I show up late to summer camp drop-off 15 minutes late every. single. time (and no, I can’t rearrange my schedule to arrive on time because no matter how early I get up to get the kids ready A HOLE IS SOMEHOW TORN IN THE SPACE-TIME CONTINUUM AND I END UP LATE.) My car is a mobile petri dish that’s 5 thousand miles beyond its last service date. My floors at home would benefit from being introduced to a vacuum cleaner. My bathroom sinks are cluttered and my laundry is piled up and my husband (God bless that man) ends up making dinner for our family more nights than not.
I’m happy! I embrace the messiness and I adore the craziness because I was taught from a very young age, and from a very strong and wonderful woman (HI MOM!!!) that it is okay to be yourself and nothing more.
So, ladies, that being said, can we all do ourselves and our daughters a favor? Can we teach them that there is NO SUCH THING as having it all, and that the people who smile at you and tell you there is, are big ugly liars? Because while, on paper, we can “have it all,” we can **never have it all at once**. (I like to call this the Salad Bar Analogy. You’re welcome. And hat tip to my friend Tara, who reminded me of this.)
Somehow, SO many women I know ended up with this notion in their heads that they had to be everything all at once to everyone, and then we fail and somehow end up feeling bad.

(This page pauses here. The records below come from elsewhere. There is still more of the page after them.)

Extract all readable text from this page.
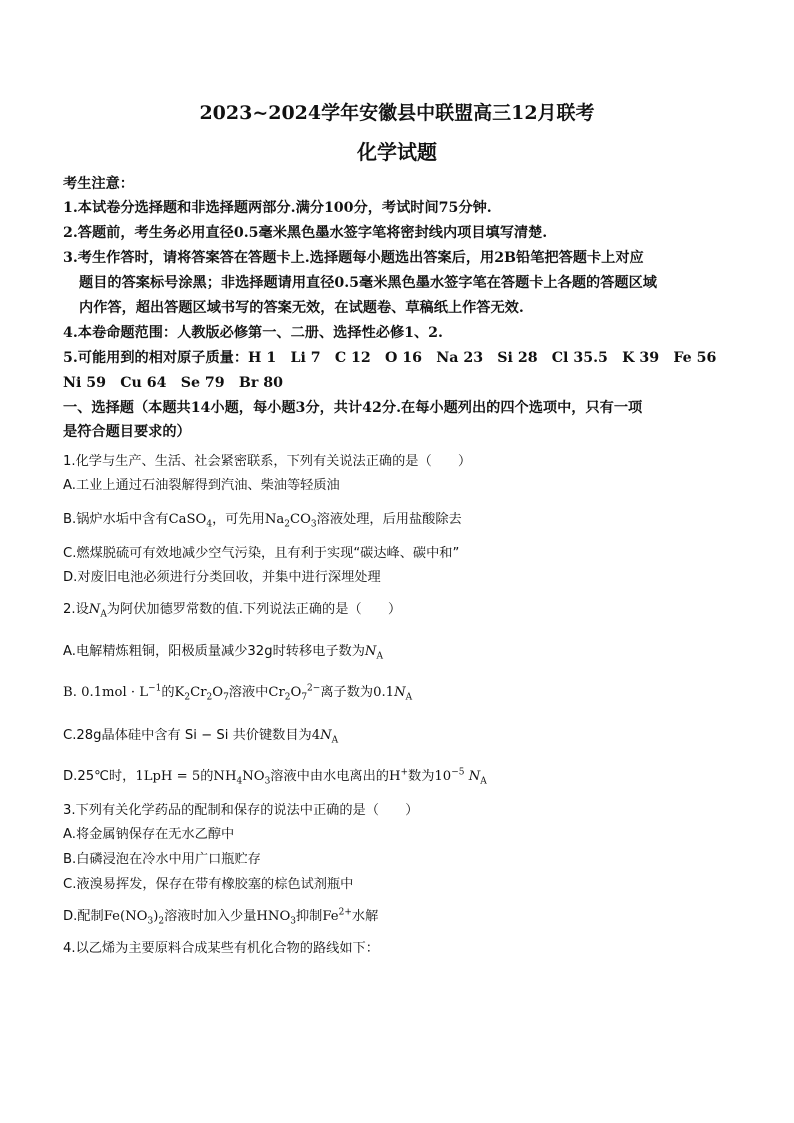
2023~2024学年安徽县中联盟高三12月联考
化学试题
考生注意：
1.本试卷分选择题和非选择题两部分.满分100分，考试时间75分钟.
2.答题前，考生务必用直径0.5毫米黑色墨水签字笔将密封线内项目填写清楚.
3.考生作答时，请将答案答在答题卡上.选择题每小题选出答案后，用2B铅笔把答题卡上对应
题目的答案标号涂黑；非选择题请用直径0.5毫米黑色墨水签字笔在答题卡上各题的答题区域
内作答，超出答题区域书写的答案无效，在试题卷、草稿纸上作答无效.
4.本卷命题范围：人教版必修第一、二册、选择性必修1、2.
5.可能用到的相对原子质量：H 1　Li 7　C 12　O 16　Na 23　Si 28　Cl 35.5　K 39　Fe 56
Ni 59　Cu 64　Se 79　Br 80
一、选择题（本题共14小题，每小题3分，共计42分.在每小题列出的四个选项中，只有一项
是符合题目要求的）
1.化学与生产、生活、社会紧密联系，下列有关说法正确的是（　　）
A.工业上通过石油裂解得到汽油、柴油等轻质油
B.锅炉水垢中含有CaSO$_4$，可先用$Na_2CO_3$溶液处理，后用盐酸除去
C.燃煤脱硫可有效地减少空气污染，且有利于实现“碳达峰、碳中和”
D.对废旧电池必须进行分类回收，并集中进行深埋处理
2.设$N_A$为阿伏加德罗常数的值.下列说法正确的是（　　）
A.电解精炼粗铜，阳极质量减少32g时转移电子数为$N_A$
B. $0.1mol \cdot L^{-1}$的$K_2Cr_2O_7$溶液中$Cr_2O_7^{2-}$离子数为$0.1N_A$
C.28g晶体硅中含有 Si − Si 共价键数目为$4N_A$
D.25℃时，1LpH = 5的$NH_4NO_3$溶液中由水电离出的H+数为$10^{-5}$ $N_A$
3.下列有关化学药品的配制和保存的说法中正确的是（　　）
A.将金属钠保存在无水乙醇中
B.白磷浸泡在冷水中用广口瓶贮存
C.液溴易挥发，保存在带有橡胶塞的棕色试剂瓶中
D.配制$Fe(NO_3)_2$溶液时加入少量$HNO_3$抑制$Fe^{2+}$水解
4.以乙烯为主要原料合成某些有机化合物的路线如下：
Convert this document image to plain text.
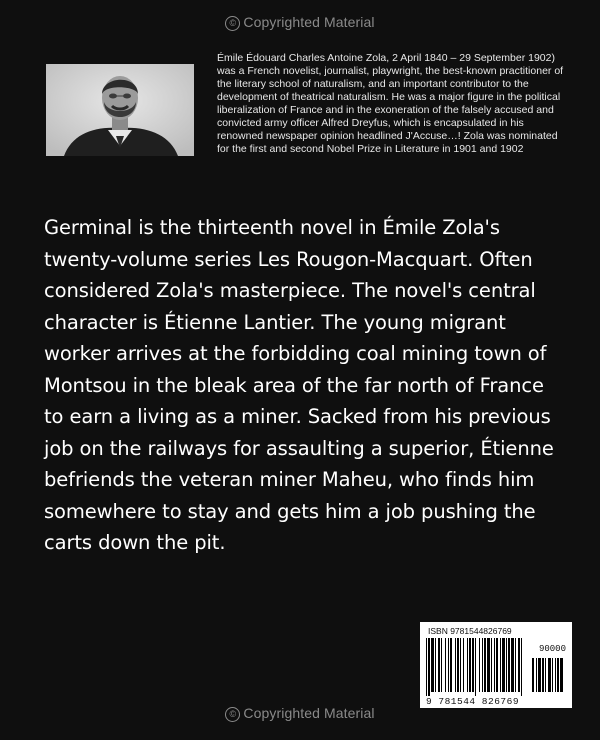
© Copyrighted Material

Émile Édouard Charles Antoine Zola, 2 April 1840 – 29 September 1902) was a French novelist, journalist, playwright, the best-known practitioner of the literary school of naturalism, and an important contributor to the development of theatrical naturalism. He was a major figure in the political liberalization of France and in the exoneration of the falsely accused and convicted army officer Alfred Dreyfus, which is encapsulated in his renowned newspaper opinion headlined J'Accuse…! Zola was nominated for the first and second Nobel Prize in Literature in 1901 and 1902

Germinal is the thirteenth novel in Émile Zola's twenty-volume series Les Rougon-Macquart. Often considered Zola's masterpiece. The novel's central character is Étienne Lantier. The young migrant worker arrives at the forbidding coal mining town of Montsou in the bleak area of the far north of France to earn a living as a miner. Sacked from his previous job on the railways for assaulting a superior, Étienne befriends the veteran miner Maheu, who finds him somewhere to stay and gets him a job pushing the carts down the pit.

ISBN 9781544826769
90000
9 781544 826769
© Copyrighted Material
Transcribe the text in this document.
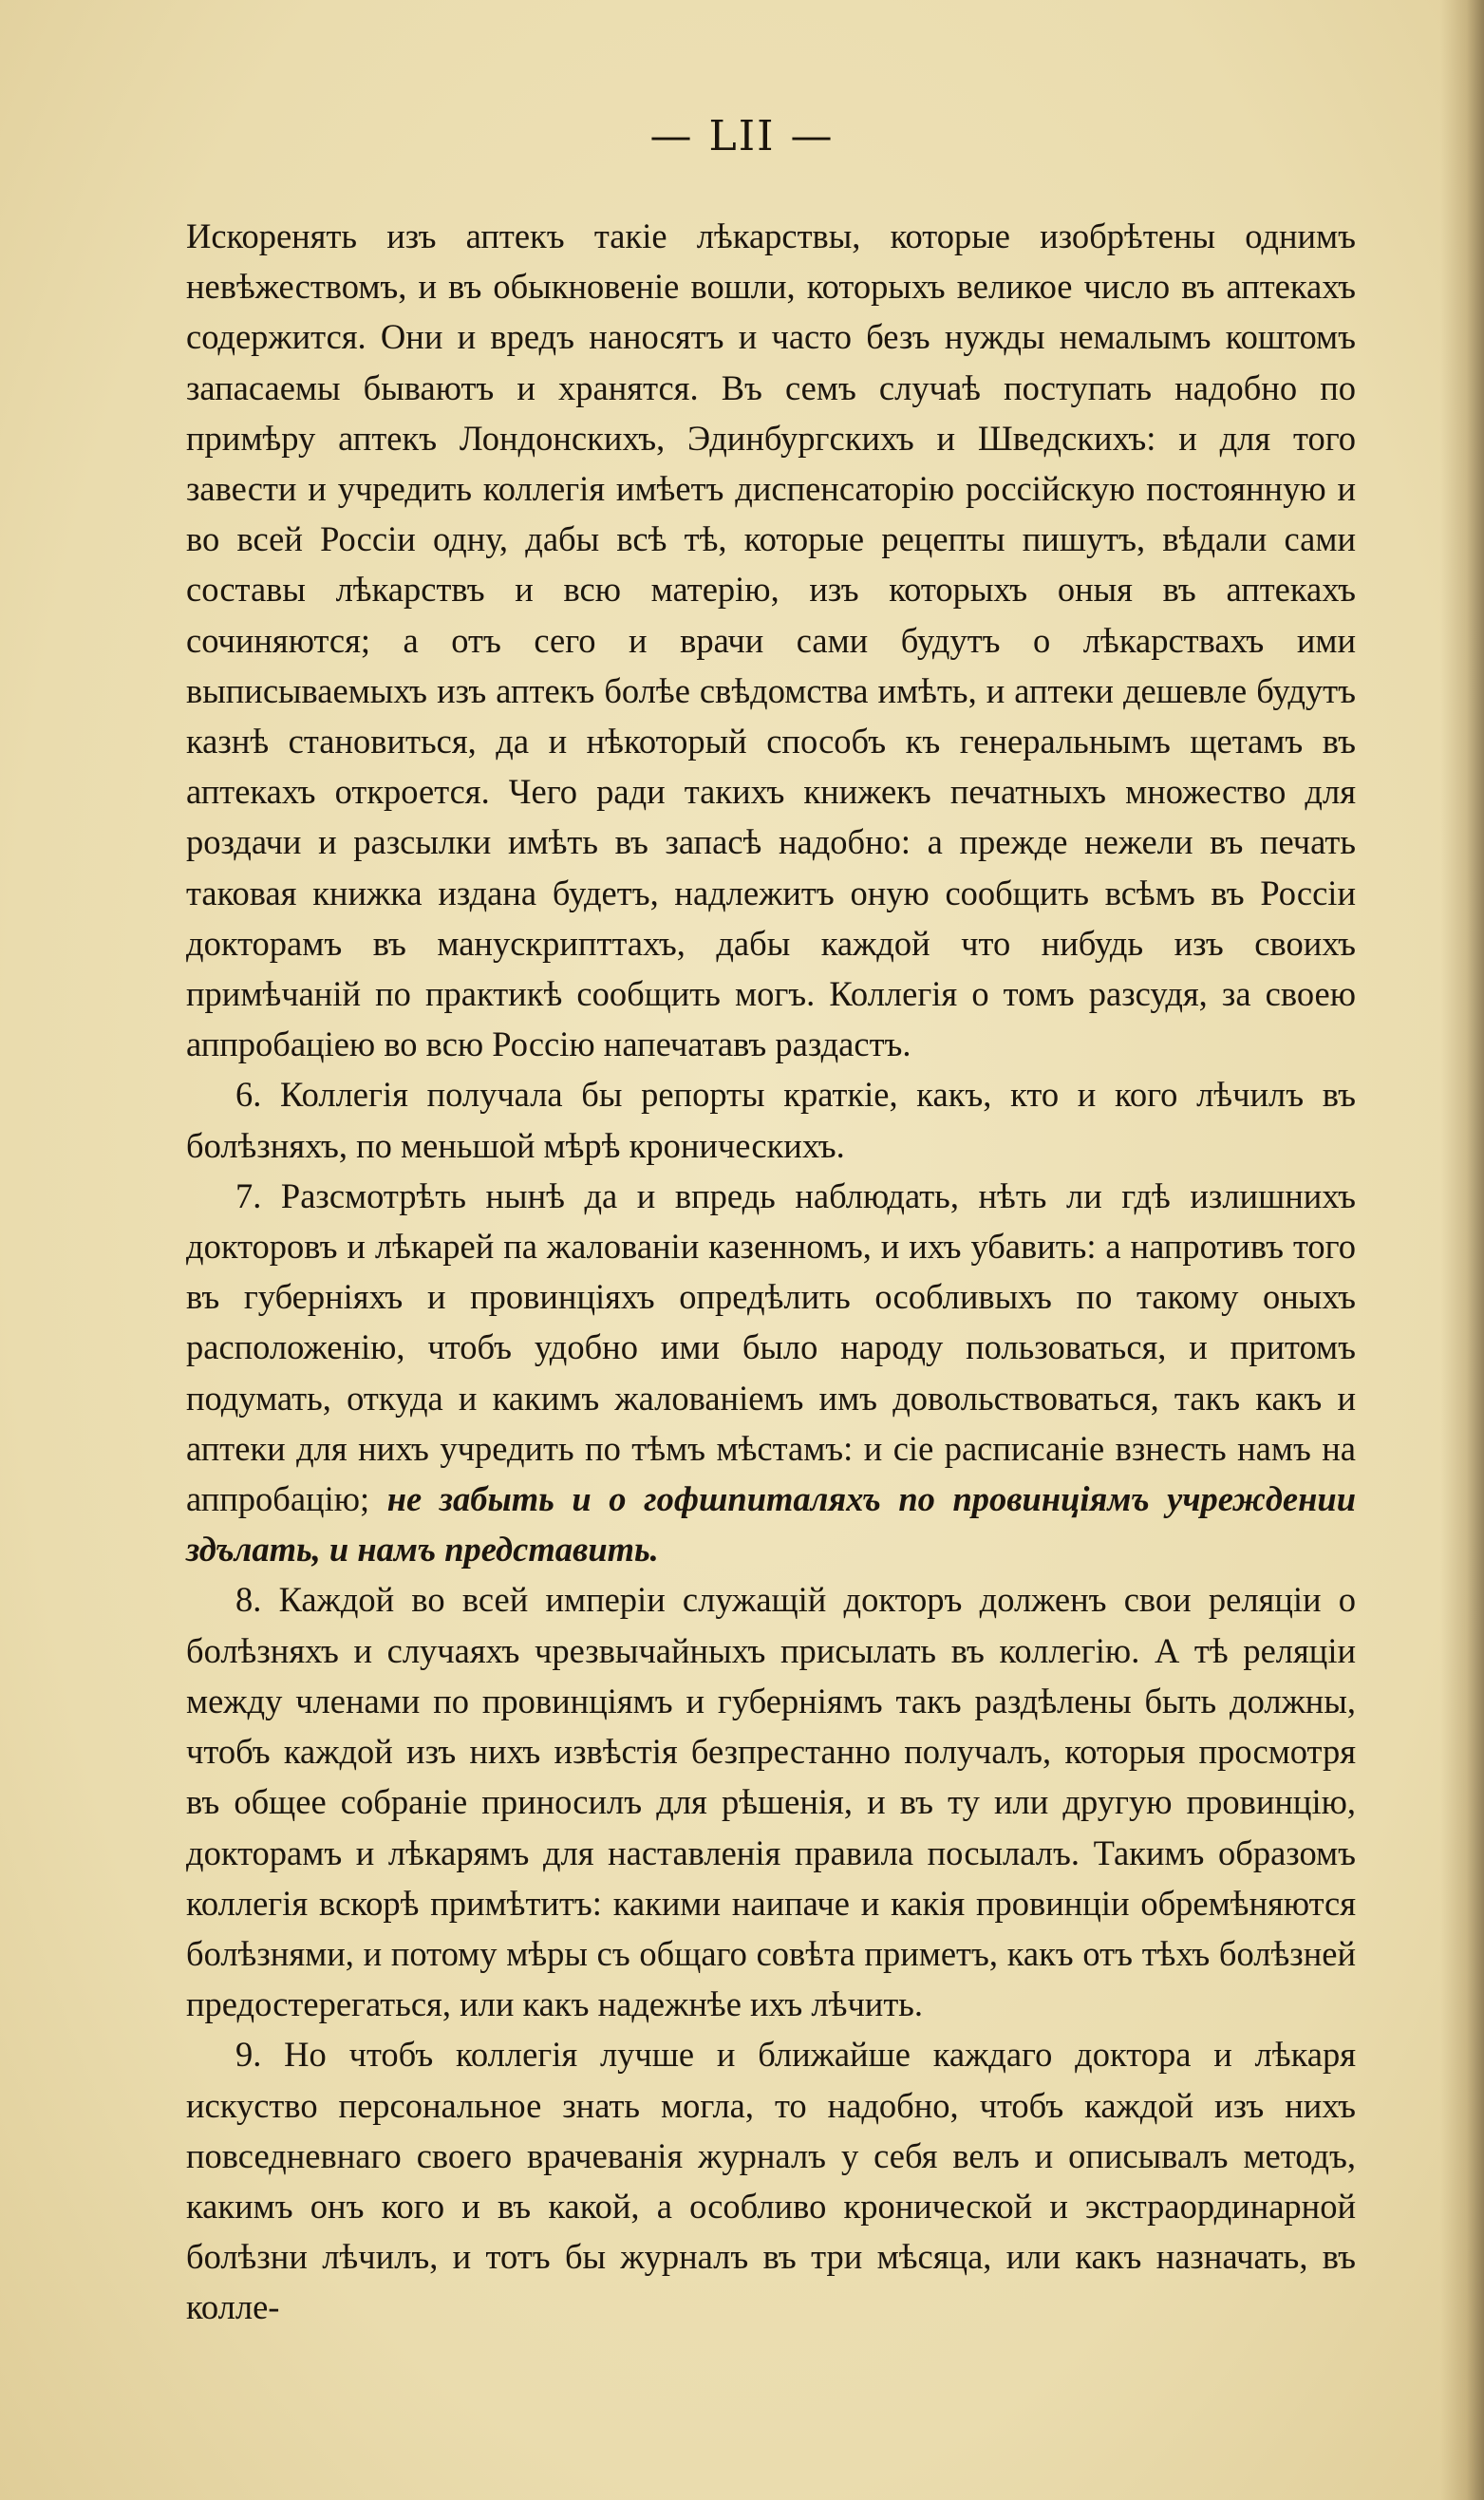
— LII —

Искоренять изъ аптекъ такiе лѣкарствы, которые изобрѣтены однимъ невѣжествомъ, и въ обыкновенiе вошли, которыхъ великое число въ аптекахъ содержится. Они и вредъ наносятъ и часто безъ нужды немалымъ коштомъ запасаемы бываютъ и хранятся. Въ семъ случаѣ поступать надобно по примѣру аптекъ Лондонскихъ, Эдинбургскихъ и Шведскихъ: и для того завести и учредить коллегiя имѣетъ диспенсаторiю россiйскую постоянную и во всей Россiи одну, дабы всѣ тѣ, которые рецепты пишутъ, вѣдали сами составы лѣкарствъ и всю матерiю, изъ которыхъ оныя въ аптекахъ сочиняются; а отъ сего и врачи сами будутъ о лѣкарствахъ ими выписываемыхъ изъ аптекъ болѣе свѣдомства имѣть, и аптеки дешевле будутъ казнѣ становиться, да и нѣкоторый способъ къ генеральнымъ щетамъ въ аптекахъ откроется. Чего ради такихъ книжекъ печатныхъ множество для роздачи и разсылки имѣть въ запасѣ надобно: а прежде нежели въ печать таковая книжка издана будетъ, надлежитъ оную сообщить всѣмъ въ Россiи докторамъ въ манускрипттахъ, дабы каждой что нибудь изъ своихъ примѣчанiй по практикѣ сообщить могъ. Коллегiя о томъ разсудя, за своею аппробацiею во всю Россiю напечатавъ раздастъ.

6. Коллегiя получала бы репорты краткiе, какъ, кто и кого лѣчилъ въ болѣзняхъ, по меньшой мѣрѣ кроническихъ.

7. Разсмотрѣть нынѣ да и впредь наблюдать, нѣть ли гдѣ излишнихъ докторовъ и лѣкарей па жалованiи казенномъ, и ихъ убавить: а напротивъ того въ губернiяхъ и провинцiяхъ опредѣлить особливыхъ по такому оныхъ расположенiю, чтобъ удобно ими было народу пользоваться, и притомъ подумать, откуда и какимъ жалованiемъ имъ довольствоваться, такъ какъ и аптеки для нихъ учредить по тѣмъ мѣстамъ: и сiе расписанiе взнесть намъ на аппробацiю; не забыть и о гофшпиталяхъ по провинцiямъ учреждении здълать, и намъ представить.

8. Каждой во всей имперiи служащiй докторъ долженъ свои реляцiи о болѣзняхъ и случаяхъ чрезвычайныхъ присылать въ коллегiю. А тѣ реляцiи между членами по провинцiямъ и губернiямъ такъ раздѣлены быть должны, чтобъ каждой изъ нихъ извѣстiя безпрестанно получалъ, которыя просмотря въ общее собранiе приносилъ для рѣшенiя, и въ ту или другую провинцiю, докторамъ и лѣкарямъ для наставленiя правила посылалъ. Такимъ образомъ коллегiя вскорѣ примѣтитъ: какими наипаче и какiя провинцiи обремѣняются болѣзнями, и потому мѣры съ общаго совѣта приметъ, какъ отъ тѣхъ болѣзней предостерегаться, или какъ надежнѣе ихъ лѣчить.

9. Но чтобъ коллегiя лучше и ближайше каждаго доктора и лѣкаря искуство персональное знать могла, то надобно, чтобъ каждой изъ нихъ повседневнаго своего врачеванiя журналъ у себя велъ и описывалъ методъ, какимъ онъ кого и въ какой, а особливо кронической и экстраординарной болѣзни лѣчилъ, и тотъ бы журналъ въ три мѣсяца, или какъ назначать, въ колле-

So ask for help. Be late. Don’t put on makeup. Say “not so great” when someone asks how you are doing, if that’s how you’re feeling. Be tired and exhausted and you even have my permission to snap at someone who asks you to do that one more thing that you have NO energy to do (but apologize profusely immediately thereafter), because YOU ARE HUMAN. And tell those little girls that it’s okay not to smile through everything. And for heaven’s sake, when another woman asks, “How do you do it?”, be honest with her and just tell her the truth—you don’t, and you’re okay with that.